LSE and Deutsche Boerse to merge but warn of Brexit risks

London-Stock-Exchange-Logo-700.jpgThe London Stock Exchange and the Deutsche Boerse have laid out plans for their merger, but have warned on the risk of Brexit.

Earlier this week, the LSE said it was in merger talks with its German rival, a deal which would create one of the world’s largest exchanges.

Speaking about the deal, the two firms said a potential Brexit might jeopardise the deal.

The duo say: “The parties are proceeding on the basis that existing regulatory and political structures remain in place.

“This transaction would be expected to fully optimise and benefit from the potential of the Capital Markets Union project. It is recognised that a decision by the UK electorate to leave the European Union would put that project at risk.”

For this reason, the two boards have created a referendum committee “to consider and make non-binding recommendations to the boards on the ramifications of such a decision”.

However, they said they “believe that the potential merger would be well positioned to serve global customers irrespective of the outcome of the referendum, although this might well affect the volume or nature of the business conducted in the different financial centres served by the combined group. Accordingly, the outcome of the referendum would not be a condition of the potential merger.”

The announcement comes as the two companies reveal more details on their merger.

The group will be domiciled in London, with headquarters both in London and Frankfurt, while current DB chief Carsten Kengeter to lead the new firm.

LSE’s chief financial officer David Warren will retain the same role in the new group, while the chairman of the combined group will be Donald Brydon and Joachim Faber will be his deputy.

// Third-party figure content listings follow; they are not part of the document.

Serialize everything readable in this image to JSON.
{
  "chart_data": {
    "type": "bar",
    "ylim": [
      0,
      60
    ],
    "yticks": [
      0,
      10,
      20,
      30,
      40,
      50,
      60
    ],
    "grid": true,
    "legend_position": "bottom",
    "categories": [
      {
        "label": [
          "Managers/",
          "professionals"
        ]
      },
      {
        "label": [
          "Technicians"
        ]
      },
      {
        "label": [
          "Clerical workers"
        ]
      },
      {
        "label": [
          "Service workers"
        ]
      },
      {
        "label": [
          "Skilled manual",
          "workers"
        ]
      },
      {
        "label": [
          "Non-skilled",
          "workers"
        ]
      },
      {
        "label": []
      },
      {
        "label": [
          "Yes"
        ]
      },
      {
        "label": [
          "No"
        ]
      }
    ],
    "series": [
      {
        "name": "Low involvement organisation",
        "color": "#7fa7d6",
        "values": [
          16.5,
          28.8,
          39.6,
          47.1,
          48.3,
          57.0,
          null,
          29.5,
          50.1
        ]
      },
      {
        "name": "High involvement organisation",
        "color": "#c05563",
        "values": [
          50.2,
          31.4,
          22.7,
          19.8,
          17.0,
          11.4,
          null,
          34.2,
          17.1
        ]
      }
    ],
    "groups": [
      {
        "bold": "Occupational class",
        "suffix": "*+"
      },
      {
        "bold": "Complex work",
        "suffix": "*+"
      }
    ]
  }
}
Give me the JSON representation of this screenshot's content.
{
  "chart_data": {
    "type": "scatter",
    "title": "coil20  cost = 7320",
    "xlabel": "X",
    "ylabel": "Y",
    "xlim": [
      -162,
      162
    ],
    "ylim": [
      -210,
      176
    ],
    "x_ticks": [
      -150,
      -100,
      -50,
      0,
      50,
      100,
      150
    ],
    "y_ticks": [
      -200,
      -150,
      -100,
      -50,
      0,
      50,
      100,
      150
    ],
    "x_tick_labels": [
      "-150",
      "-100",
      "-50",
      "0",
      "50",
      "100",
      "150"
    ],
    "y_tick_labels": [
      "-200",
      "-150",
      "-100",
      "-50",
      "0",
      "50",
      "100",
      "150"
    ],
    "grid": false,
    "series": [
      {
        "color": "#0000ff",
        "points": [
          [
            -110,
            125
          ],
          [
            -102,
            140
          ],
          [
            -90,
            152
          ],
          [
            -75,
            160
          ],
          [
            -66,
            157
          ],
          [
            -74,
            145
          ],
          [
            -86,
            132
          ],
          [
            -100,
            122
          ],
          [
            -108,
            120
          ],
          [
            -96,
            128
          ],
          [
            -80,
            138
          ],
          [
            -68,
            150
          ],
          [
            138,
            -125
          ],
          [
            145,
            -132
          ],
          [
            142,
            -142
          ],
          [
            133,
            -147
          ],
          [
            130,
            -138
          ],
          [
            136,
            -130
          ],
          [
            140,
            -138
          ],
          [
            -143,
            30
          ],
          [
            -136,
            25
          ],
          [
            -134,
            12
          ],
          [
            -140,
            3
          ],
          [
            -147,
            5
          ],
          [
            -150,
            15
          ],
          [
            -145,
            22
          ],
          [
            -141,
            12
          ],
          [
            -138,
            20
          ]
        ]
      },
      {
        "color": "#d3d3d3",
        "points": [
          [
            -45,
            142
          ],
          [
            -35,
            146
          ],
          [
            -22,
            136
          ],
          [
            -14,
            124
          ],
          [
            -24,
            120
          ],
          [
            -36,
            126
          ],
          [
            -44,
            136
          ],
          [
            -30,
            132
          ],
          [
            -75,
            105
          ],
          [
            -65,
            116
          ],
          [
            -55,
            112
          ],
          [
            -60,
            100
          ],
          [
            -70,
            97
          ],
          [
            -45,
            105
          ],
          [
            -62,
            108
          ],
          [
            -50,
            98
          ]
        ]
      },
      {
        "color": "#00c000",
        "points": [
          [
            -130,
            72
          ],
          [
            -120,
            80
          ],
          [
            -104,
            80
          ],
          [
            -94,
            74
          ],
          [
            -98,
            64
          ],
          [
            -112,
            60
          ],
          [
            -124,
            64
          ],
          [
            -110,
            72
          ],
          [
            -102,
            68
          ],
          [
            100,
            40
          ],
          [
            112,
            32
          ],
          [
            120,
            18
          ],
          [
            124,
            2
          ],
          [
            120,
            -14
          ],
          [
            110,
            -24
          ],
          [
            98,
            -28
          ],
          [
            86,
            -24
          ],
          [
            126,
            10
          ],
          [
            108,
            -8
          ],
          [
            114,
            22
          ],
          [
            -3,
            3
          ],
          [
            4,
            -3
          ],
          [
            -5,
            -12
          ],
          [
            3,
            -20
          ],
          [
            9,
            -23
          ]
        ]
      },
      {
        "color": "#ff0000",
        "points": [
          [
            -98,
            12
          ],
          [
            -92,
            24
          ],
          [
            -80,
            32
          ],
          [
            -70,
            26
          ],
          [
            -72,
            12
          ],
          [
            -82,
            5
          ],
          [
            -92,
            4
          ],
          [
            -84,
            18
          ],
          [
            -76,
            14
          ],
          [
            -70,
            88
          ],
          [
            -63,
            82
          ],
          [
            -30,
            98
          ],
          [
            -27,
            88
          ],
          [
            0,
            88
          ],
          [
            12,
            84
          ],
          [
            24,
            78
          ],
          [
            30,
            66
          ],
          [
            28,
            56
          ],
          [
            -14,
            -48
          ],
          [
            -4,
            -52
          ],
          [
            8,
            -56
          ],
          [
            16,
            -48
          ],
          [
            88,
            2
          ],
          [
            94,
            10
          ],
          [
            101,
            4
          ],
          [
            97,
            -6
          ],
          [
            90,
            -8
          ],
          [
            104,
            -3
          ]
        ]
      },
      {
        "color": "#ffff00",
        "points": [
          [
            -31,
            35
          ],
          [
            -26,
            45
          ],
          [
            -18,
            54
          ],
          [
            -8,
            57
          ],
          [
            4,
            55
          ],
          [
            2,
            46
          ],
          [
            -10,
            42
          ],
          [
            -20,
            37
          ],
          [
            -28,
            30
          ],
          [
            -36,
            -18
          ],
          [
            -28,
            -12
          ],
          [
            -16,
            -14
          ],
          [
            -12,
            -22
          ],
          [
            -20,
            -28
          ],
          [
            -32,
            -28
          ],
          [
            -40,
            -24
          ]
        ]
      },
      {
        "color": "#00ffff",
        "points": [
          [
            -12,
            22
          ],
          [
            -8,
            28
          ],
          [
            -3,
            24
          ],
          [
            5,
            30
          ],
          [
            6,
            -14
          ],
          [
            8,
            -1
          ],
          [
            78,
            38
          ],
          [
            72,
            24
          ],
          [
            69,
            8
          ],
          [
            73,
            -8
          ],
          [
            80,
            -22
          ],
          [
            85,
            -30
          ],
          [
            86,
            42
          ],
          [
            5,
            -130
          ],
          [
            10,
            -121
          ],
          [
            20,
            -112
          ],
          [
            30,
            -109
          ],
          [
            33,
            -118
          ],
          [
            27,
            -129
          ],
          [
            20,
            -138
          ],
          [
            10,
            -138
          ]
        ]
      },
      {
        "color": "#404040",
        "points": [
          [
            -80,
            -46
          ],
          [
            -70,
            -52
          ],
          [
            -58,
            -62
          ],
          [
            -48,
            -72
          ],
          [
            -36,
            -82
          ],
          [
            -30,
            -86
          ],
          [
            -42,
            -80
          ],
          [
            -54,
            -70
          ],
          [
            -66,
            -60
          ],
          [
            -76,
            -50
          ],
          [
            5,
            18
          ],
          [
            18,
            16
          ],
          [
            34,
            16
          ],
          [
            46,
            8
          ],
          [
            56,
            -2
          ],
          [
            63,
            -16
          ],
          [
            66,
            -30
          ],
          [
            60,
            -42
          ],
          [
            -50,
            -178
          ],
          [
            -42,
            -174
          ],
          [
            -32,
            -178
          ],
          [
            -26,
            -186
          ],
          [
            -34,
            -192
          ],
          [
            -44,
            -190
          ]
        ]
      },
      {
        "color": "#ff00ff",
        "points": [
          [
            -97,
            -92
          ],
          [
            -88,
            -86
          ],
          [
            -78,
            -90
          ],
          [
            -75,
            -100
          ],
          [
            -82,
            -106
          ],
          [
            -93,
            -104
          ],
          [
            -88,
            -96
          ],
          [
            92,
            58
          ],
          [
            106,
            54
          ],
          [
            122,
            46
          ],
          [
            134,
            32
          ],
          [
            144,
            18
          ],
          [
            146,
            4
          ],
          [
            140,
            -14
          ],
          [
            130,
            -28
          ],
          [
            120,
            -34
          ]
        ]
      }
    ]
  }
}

Wealth Management Association chief executive Liz Field, however, expressed concerned on the merger and said she’ll monitor it closely.

She says: “The key priority for WMA and its members when there are any proposed mergers or takeovers involving the London Stock Exchange is to ensure that retail clients can continue to trade equities and other listed financial assets as cost-effectively and efficiently as possible.

“We have no reason to doubt that this will be jeopardised if the LSE and Deutsche Boerse were to merge, but we will of course be monitoring any developments closely.”